You got a basketball game, you got 5 on 5 and there's 11 kids
and that one kid sits out and he just does not, he's a non-participant. We were non-participants in grace.
We were foreigners to grace. We didn't understand the grace
language. We thought free still meant we had to bring something
or come up with something or work up something. We never understood
that free means free with Christ and salvation by grace. Buy physical
food, the price keeps going up and up every day, cost keeps
going up. The bread of Christ is free. No money, no price. It's free for the asking. And
may He give us grace to ask for that mercy. And may He give us
grace to ask for mercy for strangers to grace outside of here.

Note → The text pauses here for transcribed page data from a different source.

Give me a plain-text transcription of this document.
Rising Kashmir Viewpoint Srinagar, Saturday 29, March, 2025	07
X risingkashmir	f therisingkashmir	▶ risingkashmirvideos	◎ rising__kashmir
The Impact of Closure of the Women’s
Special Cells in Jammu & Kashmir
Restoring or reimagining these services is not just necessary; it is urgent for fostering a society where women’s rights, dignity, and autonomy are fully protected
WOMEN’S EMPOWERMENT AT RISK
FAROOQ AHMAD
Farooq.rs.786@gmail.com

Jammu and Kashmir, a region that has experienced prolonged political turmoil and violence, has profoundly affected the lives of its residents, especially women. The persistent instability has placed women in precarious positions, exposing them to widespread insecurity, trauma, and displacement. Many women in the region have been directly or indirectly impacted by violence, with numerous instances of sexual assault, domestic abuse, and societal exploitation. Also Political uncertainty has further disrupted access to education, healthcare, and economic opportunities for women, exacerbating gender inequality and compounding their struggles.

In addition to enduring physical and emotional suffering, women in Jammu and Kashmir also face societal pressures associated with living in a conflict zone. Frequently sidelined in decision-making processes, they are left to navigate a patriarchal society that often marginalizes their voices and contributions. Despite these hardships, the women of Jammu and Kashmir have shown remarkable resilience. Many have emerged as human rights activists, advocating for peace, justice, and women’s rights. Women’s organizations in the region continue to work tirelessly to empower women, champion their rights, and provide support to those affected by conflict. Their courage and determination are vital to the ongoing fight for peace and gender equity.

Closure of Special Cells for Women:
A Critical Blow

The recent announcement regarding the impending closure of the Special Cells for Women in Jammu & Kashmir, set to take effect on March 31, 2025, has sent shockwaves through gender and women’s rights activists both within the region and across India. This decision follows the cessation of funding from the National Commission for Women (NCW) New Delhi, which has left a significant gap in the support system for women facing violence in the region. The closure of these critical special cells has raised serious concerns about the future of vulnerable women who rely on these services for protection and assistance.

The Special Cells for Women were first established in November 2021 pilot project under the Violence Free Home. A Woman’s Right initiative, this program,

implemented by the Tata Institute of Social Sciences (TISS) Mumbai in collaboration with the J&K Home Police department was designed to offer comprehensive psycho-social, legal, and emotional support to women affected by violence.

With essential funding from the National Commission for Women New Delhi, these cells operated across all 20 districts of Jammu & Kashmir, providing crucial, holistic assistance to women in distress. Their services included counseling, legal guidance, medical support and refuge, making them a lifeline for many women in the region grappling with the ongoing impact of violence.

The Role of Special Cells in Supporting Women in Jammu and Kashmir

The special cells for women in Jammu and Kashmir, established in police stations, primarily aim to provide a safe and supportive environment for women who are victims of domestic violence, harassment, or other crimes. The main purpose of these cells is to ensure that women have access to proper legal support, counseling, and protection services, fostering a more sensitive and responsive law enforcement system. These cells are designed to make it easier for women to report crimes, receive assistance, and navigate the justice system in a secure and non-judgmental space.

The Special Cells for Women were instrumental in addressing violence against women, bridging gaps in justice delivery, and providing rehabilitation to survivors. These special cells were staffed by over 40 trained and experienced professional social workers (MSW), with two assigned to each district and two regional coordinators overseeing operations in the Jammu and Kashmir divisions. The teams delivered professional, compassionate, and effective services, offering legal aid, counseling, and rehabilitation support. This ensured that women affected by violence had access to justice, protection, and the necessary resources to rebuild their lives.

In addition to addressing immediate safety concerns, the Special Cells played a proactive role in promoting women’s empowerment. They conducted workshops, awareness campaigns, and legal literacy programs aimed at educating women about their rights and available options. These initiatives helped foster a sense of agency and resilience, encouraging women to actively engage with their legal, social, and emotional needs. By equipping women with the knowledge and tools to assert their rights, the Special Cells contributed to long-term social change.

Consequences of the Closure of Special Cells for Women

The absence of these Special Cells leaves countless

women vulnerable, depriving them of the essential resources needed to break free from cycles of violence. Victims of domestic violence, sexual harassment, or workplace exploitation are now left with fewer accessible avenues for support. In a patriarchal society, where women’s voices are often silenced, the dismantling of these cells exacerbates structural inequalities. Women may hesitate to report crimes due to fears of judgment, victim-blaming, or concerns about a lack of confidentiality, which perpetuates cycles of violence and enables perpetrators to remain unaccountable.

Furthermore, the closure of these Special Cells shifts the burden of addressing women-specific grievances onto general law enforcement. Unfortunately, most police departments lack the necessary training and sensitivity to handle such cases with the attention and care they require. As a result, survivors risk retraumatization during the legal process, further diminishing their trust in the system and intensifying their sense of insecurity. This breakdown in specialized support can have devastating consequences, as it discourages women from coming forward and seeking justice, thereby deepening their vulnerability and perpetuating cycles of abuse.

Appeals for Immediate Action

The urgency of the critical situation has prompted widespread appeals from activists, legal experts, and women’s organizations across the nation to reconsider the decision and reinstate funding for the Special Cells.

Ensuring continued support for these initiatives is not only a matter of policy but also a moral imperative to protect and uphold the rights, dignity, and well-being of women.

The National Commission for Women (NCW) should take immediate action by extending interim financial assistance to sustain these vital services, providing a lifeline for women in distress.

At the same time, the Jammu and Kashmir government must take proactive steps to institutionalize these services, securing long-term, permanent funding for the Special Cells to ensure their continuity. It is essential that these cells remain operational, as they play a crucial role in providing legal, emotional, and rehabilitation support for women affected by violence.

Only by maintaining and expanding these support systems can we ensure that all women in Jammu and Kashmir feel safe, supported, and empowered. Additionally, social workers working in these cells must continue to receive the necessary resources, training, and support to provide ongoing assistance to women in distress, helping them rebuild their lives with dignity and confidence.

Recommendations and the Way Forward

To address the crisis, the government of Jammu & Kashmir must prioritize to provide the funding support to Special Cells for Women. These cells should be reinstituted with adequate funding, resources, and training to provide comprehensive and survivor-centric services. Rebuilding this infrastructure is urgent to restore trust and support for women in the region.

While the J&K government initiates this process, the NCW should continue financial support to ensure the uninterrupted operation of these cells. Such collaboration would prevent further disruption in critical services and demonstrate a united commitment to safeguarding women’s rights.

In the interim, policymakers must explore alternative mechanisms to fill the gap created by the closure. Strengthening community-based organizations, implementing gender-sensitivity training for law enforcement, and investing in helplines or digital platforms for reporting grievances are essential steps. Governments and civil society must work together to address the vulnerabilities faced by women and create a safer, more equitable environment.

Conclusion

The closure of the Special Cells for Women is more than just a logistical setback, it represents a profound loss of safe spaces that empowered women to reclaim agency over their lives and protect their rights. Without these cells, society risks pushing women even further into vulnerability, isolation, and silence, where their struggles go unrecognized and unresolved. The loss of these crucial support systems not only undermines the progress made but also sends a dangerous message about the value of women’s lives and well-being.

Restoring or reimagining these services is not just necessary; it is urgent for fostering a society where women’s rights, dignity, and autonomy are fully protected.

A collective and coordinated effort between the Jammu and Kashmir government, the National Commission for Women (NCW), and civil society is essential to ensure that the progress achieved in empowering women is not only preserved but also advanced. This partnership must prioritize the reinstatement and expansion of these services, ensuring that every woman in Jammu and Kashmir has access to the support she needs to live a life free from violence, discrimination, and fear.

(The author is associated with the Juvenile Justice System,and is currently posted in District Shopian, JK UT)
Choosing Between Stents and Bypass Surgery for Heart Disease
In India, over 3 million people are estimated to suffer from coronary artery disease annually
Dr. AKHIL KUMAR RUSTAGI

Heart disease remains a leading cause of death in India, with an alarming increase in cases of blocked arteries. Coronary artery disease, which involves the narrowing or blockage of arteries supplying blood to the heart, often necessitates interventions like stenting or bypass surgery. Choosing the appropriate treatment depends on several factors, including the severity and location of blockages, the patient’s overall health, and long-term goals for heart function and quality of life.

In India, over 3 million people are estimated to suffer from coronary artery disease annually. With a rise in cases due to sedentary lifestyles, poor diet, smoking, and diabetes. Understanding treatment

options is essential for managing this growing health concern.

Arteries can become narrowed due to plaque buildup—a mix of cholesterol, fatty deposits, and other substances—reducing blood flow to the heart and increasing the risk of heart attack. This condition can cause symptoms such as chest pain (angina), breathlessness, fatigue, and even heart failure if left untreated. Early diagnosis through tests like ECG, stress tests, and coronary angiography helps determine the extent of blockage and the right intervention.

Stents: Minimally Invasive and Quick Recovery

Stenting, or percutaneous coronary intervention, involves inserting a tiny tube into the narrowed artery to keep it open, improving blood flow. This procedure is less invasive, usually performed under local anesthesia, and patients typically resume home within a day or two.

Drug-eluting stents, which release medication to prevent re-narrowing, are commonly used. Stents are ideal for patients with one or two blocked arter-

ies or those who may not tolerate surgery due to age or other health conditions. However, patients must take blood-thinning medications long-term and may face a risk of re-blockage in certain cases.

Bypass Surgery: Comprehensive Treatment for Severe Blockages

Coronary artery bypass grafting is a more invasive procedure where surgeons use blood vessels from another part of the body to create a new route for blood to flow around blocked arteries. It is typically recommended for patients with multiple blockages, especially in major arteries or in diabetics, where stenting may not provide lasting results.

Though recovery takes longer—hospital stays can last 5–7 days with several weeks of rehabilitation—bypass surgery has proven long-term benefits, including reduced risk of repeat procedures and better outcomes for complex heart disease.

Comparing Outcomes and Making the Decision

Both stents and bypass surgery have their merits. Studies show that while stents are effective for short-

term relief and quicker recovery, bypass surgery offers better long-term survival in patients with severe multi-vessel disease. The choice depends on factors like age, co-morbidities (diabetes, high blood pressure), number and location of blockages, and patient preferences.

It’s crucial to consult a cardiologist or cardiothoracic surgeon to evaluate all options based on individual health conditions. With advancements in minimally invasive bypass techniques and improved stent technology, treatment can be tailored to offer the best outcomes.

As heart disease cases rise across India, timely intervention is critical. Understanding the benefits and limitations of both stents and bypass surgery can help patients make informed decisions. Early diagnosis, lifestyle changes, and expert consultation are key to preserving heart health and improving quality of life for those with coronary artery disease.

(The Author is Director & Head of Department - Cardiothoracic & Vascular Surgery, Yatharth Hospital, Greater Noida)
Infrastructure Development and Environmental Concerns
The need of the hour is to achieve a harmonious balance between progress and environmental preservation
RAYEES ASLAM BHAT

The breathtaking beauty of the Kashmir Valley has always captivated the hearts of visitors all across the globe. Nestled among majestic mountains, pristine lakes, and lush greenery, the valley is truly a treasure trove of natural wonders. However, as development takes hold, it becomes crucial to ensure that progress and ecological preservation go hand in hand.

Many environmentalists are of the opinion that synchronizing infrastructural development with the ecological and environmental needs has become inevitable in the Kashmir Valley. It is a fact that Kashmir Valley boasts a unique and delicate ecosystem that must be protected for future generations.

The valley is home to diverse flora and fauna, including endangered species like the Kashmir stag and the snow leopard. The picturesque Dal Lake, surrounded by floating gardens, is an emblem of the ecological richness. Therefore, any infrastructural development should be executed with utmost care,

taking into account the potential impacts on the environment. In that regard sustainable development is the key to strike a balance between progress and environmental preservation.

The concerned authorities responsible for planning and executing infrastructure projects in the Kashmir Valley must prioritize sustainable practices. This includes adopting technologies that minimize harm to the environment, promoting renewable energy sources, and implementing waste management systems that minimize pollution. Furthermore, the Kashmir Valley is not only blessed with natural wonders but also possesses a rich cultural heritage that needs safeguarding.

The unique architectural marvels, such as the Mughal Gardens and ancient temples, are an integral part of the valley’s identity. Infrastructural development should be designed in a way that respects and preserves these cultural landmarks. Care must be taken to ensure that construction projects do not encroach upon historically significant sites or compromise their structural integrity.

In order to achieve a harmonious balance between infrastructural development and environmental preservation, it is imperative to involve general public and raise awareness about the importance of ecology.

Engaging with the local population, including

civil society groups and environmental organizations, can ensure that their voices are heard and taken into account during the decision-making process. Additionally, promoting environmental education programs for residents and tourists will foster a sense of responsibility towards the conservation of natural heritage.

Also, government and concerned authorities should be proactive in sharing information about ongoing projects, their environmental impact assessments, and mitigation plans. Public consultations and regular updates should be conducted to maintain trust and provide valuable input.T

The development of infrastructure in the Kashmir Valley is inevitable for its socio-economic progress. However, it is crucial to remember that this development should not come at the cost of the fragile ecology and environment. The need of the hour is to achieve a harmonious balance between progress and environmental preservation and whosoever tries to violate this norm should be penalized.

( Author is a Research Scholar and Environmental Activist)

Now that we know and we've heard
and we've seen how the Lord has been gracious to us, even when
we were dead in sins and children of wrath, even as others, and
we were strangers by salvation to grace, in the same manner,
therefore, in the same manner, therefore, that He had mercy
on us. As Christ loved us and gave His life for us, and giving
us the food and raiment of His broken body and His perfect righteousness,
in the same manner that He loved and gave to us, we're to love
and give to strangers, and telling them of the food and raiment
that's found in Christ. We're not to be mocking or jeering
or deriding or belittling them, but we're to bow in our heart
and have compassion on them, even as God, for Christ's sake,
has had compassion on us. Matthew chapter 5. This will
be the last verse we look at. Actually verses, but the last
chapter. Matthew 5 verse 43. Ye have heard that it hath been
said, Thou shalt love thy neighbor, and hate thine enemy. But I say
unto you, love your enemies, bless them that curse you, do
good to them that hate you, and pray for them which despitefully
use you and persecute you, that ye may be the children of your
Father which is in heaven. For he maketh his Son to rise
on the evil and on the good, and sendeth rain on the just
and on the unjust. For if ye love them which love
you, what reward have ye? Do not even the publicans the
same? And if you salute your brethren only, what do ye more
than others? Do not even the publicans so?
Be ye therefore perfect, mature, even as your Father, which is
in heaven, is perfect. Show your love to enemies, even
as God has had mercy on us, while we were by nature enemies to
Him. Pray for them. Pray for these
strangers to grace. You can hand them a bulletin.
You can mail them a CD. You can tell them the name of
somebody to listen to on sermon audio. There's so many ways. You can email. You can text.
I know all these ways because I use them because I'm so timid
and awkward around people. I'll use whatever means I can
though. I set out a bulletin on the break table at work. There's
so many ways of communication nowadays and every one of those
ways of communication needs to be to bring people here to hear
the one way of communication. That's God speaking to us in
the power of the Holy Spirit through the preaching of the
Gospel that their soul may be saved and a stranger to grace
may become a lover of grace. That's how we're to treat these
people. And they still make ink pens.
You can still write letters. They still do. I saw one the
other day. But I do write letters every
now and then. And for somebody to think that
you took the time to sit down with them on your thoughts and
to handwrite out a letter carries a little more weight, I think,
than some other things. So, any means that you can use to communicate
with somebody, to these strangers to grace, in love to them, in
praying for them, to bring them under the sound of the gospel.
Therefore, as Christ has loved us and gave to us, we're to love
and give to these strangers to grace. Let's try.